Tiba-tiba Kaivan menjerit histeris saat menoleh ke sebelahnya. Brugh ... dan langsung terjatuh tak sadarkan diri.

"Astaghfirullah!" serentak panik Kaizan dan sang Ayah.

"Ada apa ini, Kaiz?!" tanya sang Ayah panik luar biasa, bersamaan dengan ia yang mengangkat tubuh Kaivan.

Namun tak sampai mendengarkan penjelasan Kaizan, sang Ayah sudah berlari membawa Kaivan masuk ke dalam rumah.

Takut terjadi apa-apa kepada sang anak, Kyai Daris segera menelepon Dokter pribadi mereka. Sementara Kaizan sudah berkaca-kaca di sebelah sang Adik yang tidak sadarkan diri.

Tak menunggu berapa lama, Dokter yang dimaksud pun tiba. Karena jarak rumahnya memang tidak terlalu jauh dari kediaman Kyai Daris.

"Ada apa ini, Pak?" tanya sang Dokter sembari mengeluarkan peralatannya dari dalam tas.

"Kaivan pingsan tiba-tiba tadi, Dok," terang sang Ayah sangatlah cemas.

"Sebentar saya periksa," lanjut Dokter itu terlihat sumringah.

Sembari menunggu Kaivan ditangani Dokter, Kyai Daris menarik tangan Kaizan ke luar untuk mendengar penjelasan.

Pun, Kaizan menjelaskan dengan telaten tentang sang Adik yang bersikap aneh seharian ini.

Ia menceritakan mulai dari Kaivan yang berbicara sendirian di bawah pohon besar, sampai kepada kejadian barusan di mana sebenarnya ia memanggil sang Ayah karena melihat Kaivan asik bicara sendirian lagi.

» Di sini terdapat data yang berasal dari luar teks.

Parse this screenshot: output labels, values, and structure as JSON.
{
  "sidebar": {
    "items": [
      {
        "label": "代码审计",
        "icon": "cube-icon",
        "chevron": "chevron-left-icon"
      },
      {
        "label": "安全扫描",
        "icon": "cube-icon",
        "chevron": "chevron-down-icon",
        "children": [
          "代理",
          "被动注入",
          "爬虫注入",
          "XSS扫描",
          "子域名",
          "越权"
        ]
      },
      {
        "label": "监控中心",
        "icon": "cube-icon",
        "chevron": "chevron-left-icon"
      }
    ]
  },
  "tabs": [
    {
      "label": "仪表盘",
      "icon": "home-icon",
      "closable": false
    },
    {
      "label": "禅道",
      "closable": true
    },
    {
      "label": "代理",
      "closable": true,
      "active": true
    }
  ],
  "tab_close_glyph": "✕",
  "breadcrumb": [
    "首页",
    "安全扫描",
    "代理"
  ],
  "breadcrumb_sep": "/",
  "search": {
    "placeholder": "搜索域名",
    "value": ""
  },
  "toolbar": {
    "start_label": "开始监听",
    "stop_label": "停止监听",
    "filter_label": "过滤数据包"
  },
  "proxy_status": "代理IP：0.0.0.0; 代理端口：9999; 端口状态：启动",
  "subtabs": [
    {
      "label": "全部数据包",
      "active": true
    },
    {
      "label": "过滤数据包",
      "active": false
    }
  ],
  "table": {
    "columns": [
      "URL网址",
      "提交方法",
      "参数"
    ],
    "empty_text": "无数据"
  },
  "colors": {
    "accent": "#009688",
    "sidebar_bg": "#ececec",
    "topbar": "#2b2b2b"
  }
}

"Astaghfirullah!" Kyai Daris mendadak berdiri dari tempat duduknya. Lalu berjalan menuju pintu depan.

Betapa terkejutnya ia melihat sosok yang duduk menunduk di bangku tempat Kaivan pingsan tadi.

"Kenapa dia mengganggu anakku," batin Kyai Daris menghela nafas berat.